In the current two cases, Justice Choo decided that Chum Tat Suan, 65, and Abdul Kahar Othman, 57, separately convicted of trafficking in heroin in August, were couriers and therefore, have a fighting chance of escaping the gallows.
However, he highlighted the "significant difficulty" arising from the new three-phase procedure. After an accused is convicted, another hearing would be conducted to determine whether he was a courier. At this second phase, if the court decides he is not a courier, the mandatory death penalty will be imposed.
If the court decides he is a courier, the prosecution will record his statement for him to give as much information as he can.
If the prosecution decides to certify that the accused has given "substantive assistance", the court can either sentence him to life imprisonment and caning or death.
Justice Choo noted that if evidence relating to whether the accused was a courier is introduced after conviction, it was possible the new evidence could differ from the judge's original findings or even cast doubts on the accused's guilt.
However, if he did not allow new evidence, this might prejudice the accused, making it impossible for him to prove he was just a courier.
The alternative, said the judge, was to make it a rule that evidence be produced at a trial, so that the court can decide on conviction and sentence together.

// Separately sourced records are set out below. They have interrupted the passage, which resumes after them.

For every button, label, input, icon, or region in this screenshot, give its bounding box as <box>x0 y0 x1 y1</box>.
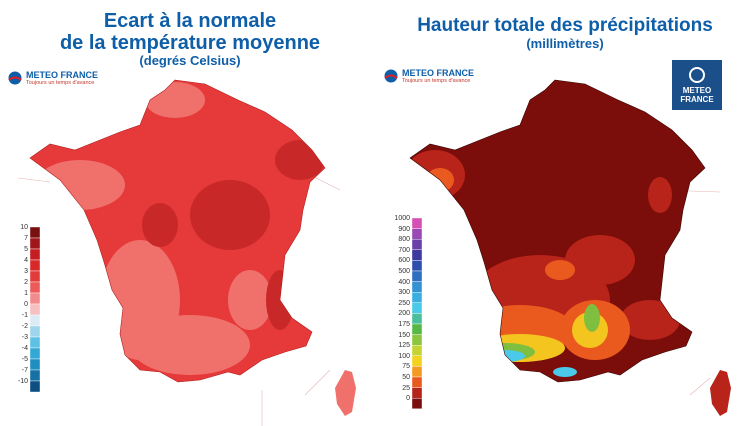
temperature-legend-label: 10 <box>20 224 28 231</box>
corsica-left <box>335 370 356 416</box>
precipitation-legend-swatch <box>411 217 423 229</box>
temperature-legend-swatch <box>29 325 41 338</box>
precipitation-legend-swatch <box>411 398 423 410</box>
left-brand-tagline: Toujours un temps d'avance <box>26 80 95 86</box>
precipitation-legend-label: 700 <box>398 246 410 254</box>
precipitation-legend-swatch <box>411 228 423 240</box>
precipitation-legend-label: 900 <box>398 225 410 233</box>
precipitation-legend-label: 25 <box>402 384 410 392</box>
temperature-legend <box>29 226 41 393</box>
right-brand-name: METEO FRANCE <box>402 68 474 78</box>
temperature-legend-label: 7 <box>24 235 28 242</box>
right-brand-logo: METEO FRANCE Toujours un temps d'avance <box>384 68 474 85</box>
badge-line2: FRANCE <box>680 95 714 104</box>
temperature-legend-swatch <box>29 314 41 327</box>
precipitation-legend-swatch <box>411 270 423 282</box>
precipitation-legend-label: 175 <box>398 321 410 328</box>
precipitation-legend-swatch <box>411 334 423 346</box>
temperature-legend-label: -5 <box>21 356 28 363</box>
temperature-legend-swatch <box>29 292 41 305</box>
precipitation-legend-label: 75 <box>402 363 410 371</box>
precipitation-legend-swatch <box>411 238 423 250</box>
temperature-legend-swatch <box>29 347 41 360</box>
badge-line1: METEO <box>682 86 712 95</box>
temperature-legend-swatch <box>29 358 41 371</box>
precipitation-legend-swatch <box>411 345 423 357</box>
precipitation-legend-swatch <box>411 249 423 261</box>
temperature-legend-label: -3 <box>21 334 28 341</box>
precipitation-legend-swatch <box>411 292 423 304</box>
meteo-france-logo-icon <box>8 71 22 85</box>
meteo-france-logo-icon <box>384 69 398 83</box>
temperature-legend-label: -2 <box>21 323 28 330</box>
precipitation-legend-label: 50 <box>402 374 410 381</box>
precipitation-legend-swatch <box>411 260 423 272</box>
temperature-legend-label: 0 <box>24 301 28 308</box>
precipitation-legend-swatch <box>411 387 423 399</box>
precipitation-legend-label: 0 <box>406 395 410 403</box>
precipitation-legend-label: 500 <box>398 268 410 275</box>
precipitation-legend-label: 200 <box>398 310 410 318</box>
precipitation-legend-label: 800 <box>398 236 410 244</box>
temperature-legend-swatch <box>29 259 41 272</box>
temperature-legend-label: 2 <box>24 279 28 286</box>
meteo-france-badge-icon <box>689 67 705 83</box>
precipitation-legend-label: 600 <box>398 257 410 265</box>
temperature-legend-swatch <box>29 226 41 239</box>
right-subtitle: (millimètres) <box>526 35 604 51</box>
left-map-title: Ecart à la normale de la température moy… <box>50 10 330 68</box>
precipitation-legend-label: 400 <box>398 278 410 286</box>
temperature-legend-swatch <box>29 336 41 349</box>
precipitation-legend-swatch <box>411 323 423 335</box>
temperature-legend-label: -4 <box>21 345 28 352</box>
meteo-france-badge: METEO FRANCE <box>672 60 722 110</box>
right-map-title: Hauteur totale des précipitations (milli… <box>400 15 730 51</box>
left-brand-name: METEO FRANCE <box>26 70 98 80</box>
temperature-anomaly-map <box>29 79 356 416</box>
precipitation-map <box>409 79 731 416</box>
left-brand-logo: METEO FRANCE Toujours un temps d'avance <box>8 70 98 87</box>
right-brand-tagline: Toujours un temps d'avance <box>402 78 471 84</box>
precipitation-legend-swatch <box>411 313 423 325</box>
precipitation-legend-label: 125 <box>398 342 410 350</box>
precipitation-legend-swatch <box>411 302 423 314</box>
left-title-line1: Ecart à la normale <box>103 10 277 32</box>
precipitation-legend-swatch <box>411 376 423 388</box>
temperature-legend-label: 4 <box>24 257 28 264</box>
precipitation-legend-swatch <box>411 281 423 293</box>
left-title-line2: de la température moyenne <box>59 32 321 54</box>
left-subtitle: (degrés Celsius) <box>139 53 241 68</box>
precipitation-legend-label: 150 <box>398 331 410 339</box>
temperature-legend-label: -1 <box>21 312 28 319</box>
temperature-legend-swatch <box>29 303 41 316</box>
precipitation-legend-label: 100 <box>398 352 410 360</box>
temperature-legend-swatch <box>29 281 41 294</box>
precipitation-legend-label: 300 <box>398 289 410 297</box>
temperature-legend-label: 5 <box>24 246 28 253</box>
temperature-legend-swatch <box>29 380 41 393</box>
precipitation-legend <box>411 217 423 410</box>
temperature-legend-swatch <box>29 369 41 382</box>
temperature-legend-swatch <box>29 248 41 261</box>
right-title-line1: Hauteur totale des précipitations <box>417 15 713 36</box>
temperature-legend-label: 3 <box>24 268 28 275</box>
precipitation-legend-swatch <box>411 355 423 367</box>
precipitation-legend-swatch <box>411 366 423 378</box>
temperature-legend-label: 1 <box>24 290 28 297</box>
precipitation-legend-label: 1000 <box>394 215 410 222</box>
corsica-right <box>710 370 731 416</box>
precipitation-legend-label: 250 <box>398 299 410 307</box>
temperature-legend-swatch <box>29 270 41 283</box>
temperature-legend-swatch <box>29 237 41 250</box>
temperature-legend-label: -10 <box>17 378 28 385</box>
temperature-legend-label: -7 <box>21 367 28 374</box>
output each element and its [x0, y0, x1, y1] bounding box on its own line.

But this puts the accused in a difficult spot, because in order to make the claim that he was just a courier, he must first admit he was trafficking drugs.
For instance, if an accused's defence was that he did not know he had drugs on him, once convicted, it would be difficult for him to argue that he was a courier.
In the current cases, parties did not introduce new evidence. Justice Choo said that he gave the two accused the benefit of the doubt in deciding that they were couriers. This is so until the courts or Parliament have expressed the boundaries of "transporting, sending or delivering drugs" clearly so that an accused knows what he is accused of committing.
This, even though the judge found that Abdul Kahar had items used to repack drugs and $69,000 were found in his flat. His jobless elderly mother had $100,000 in the bank.
An Attorney-General Chambers' spokesman said: "As parties were not given an opportunity to submit on many of the matters raised in the court's decisions in the two cases, we will study the grounds of decisions carefully before deciding on the appropriate course of action."